Dans un contexte géopolitique volatile, l’ancien chef de l’État Joseph Kabila effectue depuis le début de la semaine une visite remarquée à Bukavu, chef-lieu du Sud-Kivu. Cette démarche s’inscrit dans une série de consultations politiques initiées dans l’Est de la République démocratique du Congo, particulièrement significative alors que la région subit l’occupation de la rébellion M23 soutenue par le Rwanda. Quelle portée symbolique revêt cette présence dans une zone en proie aux tensions sécuritaires ?
L’arrivée de l’ancien président dans cette province natale a immédiatement provoqué une onde de choc dans l’arène politique congolaise. Néhémie Mwilanya, ancien directeur de cabinet de Kabila et figure influente du Sud-Kivu, a salué sur les réseaux sociaux un « acte de solidarité plein de symboles ». Dans un message publié sur X, ce natif de Fizi a souligné l’importance de ce déplacement « en cette période où les Kivutiens subissent les conséquences de la déconnexion du système financier par Kinshasa », adressant au passage un « Chaleureuse bienvenue au Sud-Kivu, terre qui vous a vu naître ».
Cependant, cette lecture positive est loin de faire l’unanimité. La coalition des mouvements Wazalendo, fer de lance de la résistance contre le M23, a publié un communiqué cinglant ce mercredi 25 juin. Les patriotes dénoncent une démarche « contre-productive », rappelant avec virulence que les « 18 années de pouvoir de Kabila n’ont pas permis au pays de prendre son envol ». Cette opposition frontale illustre les fractures persistantes de la scène politique congolaise, où le bilan de l’ancien régime reste un marqueur de divisions.
Dans l’ombre de ces polémiques, Joseph Kabila poursuit activement sa tournée consultative. Des sources locales confirment la tenue ce mercredi de rencontres stratégiques à Mbobero, dans le territoire de Kabare. Plusieurs représentants des mouvements citoyens et personnalités politiques ont été conviés à ces échanges, dans ce qui s’apparente à une tentative de repositionnement sur l’échiquier congolais.
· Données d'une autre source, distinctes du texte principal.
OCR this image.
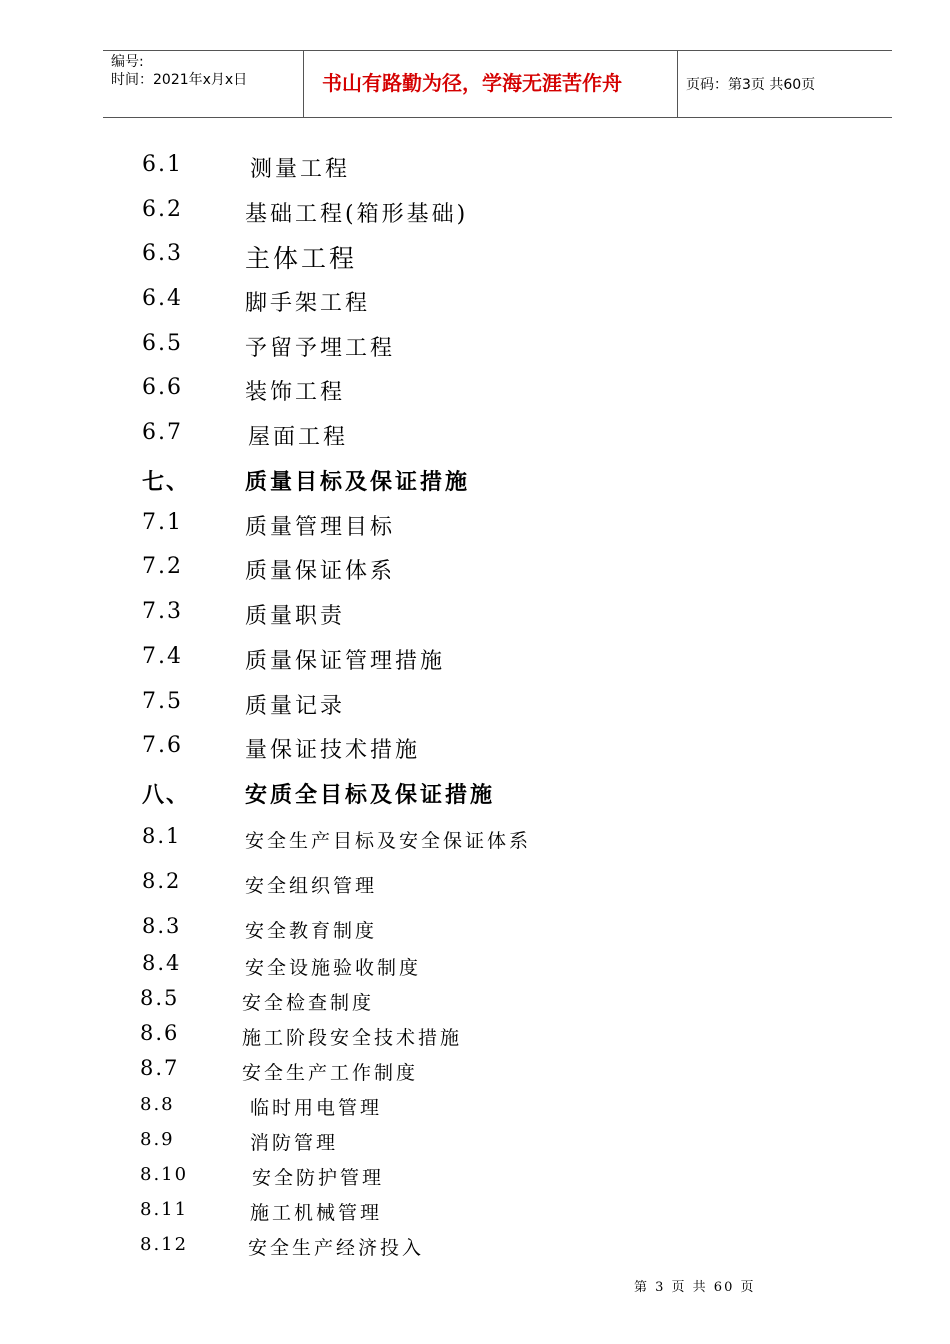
编号:
时间：2021年x月x日	书山有路勤为径，学海无涯苦作舟	页码：第3页 共60页
6.1	测量工程
6.2	基础工程(箱形基础)
6.3 主体工程
6.4	脚手架工程
6.5	予留予埋工程
6.6	装饰工程
6.7	屋面工程
七、 质量目标及保证措施
7.1	质量管理目标
7.2	质量保证体系
7.3	质量职责
7.4	质量保证管理措施
7.5	质量记录
7.6	量保证技术措施
八、 安质全目标及保证措施
8.1	安全生产目标及安全保证体系
8.2	安全组织管理
8.3	安全教育制度
8.4	安全设施验收制度
8.5	安全检查制度
8.6	施工阶段安全技术措施
8.7	安全生产工作制度
8.8	临时用电管理
8.9	消防管理
8.10	安全防护管理
8.11	施工机械管理
8.12	安全生产经济投入
第 3 页 共 60 页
Cette initiative interroge sur la stratégie d’un homme clé de la transition politique, dont l’influence demeure prégnante dans les provinces orientales.
Au-delà des postures, cette visite soulève des questions fondamentales sur l’avenir des Kivus. Dans quelle mesure ces consultations politiques peuvent-elles réellement influencer la résolution de la crise sécuritaire qui mine la région ? La présence de l’ancien président dans une zone sous occupation du M23 introduit-elle un nouveau paramètre dans l’équation déjà complexe du conflit ? Alors que les Wazalendo maintiennent leur rejet catégorique, cette démarche pourrait exacerber les tensions dans une région où chaque geste politique est scruté à la loupe.
Cette séquence révèle surtout les lignes de faille d’une nation en quête de stabilité. Entre symboles de continuité et rejet d’un passé récent, les consultations de Bukavu pourraient bien déterminer la capacité des acteurs historiques à peser sur les prochains enjeux électoraux. Un jeu d’équilibre périlleux, où la mémoire des 18 années de pouvoir kabiliste demeure l’épée de Damoclès suspendue au-dessus de toute velléité de retour.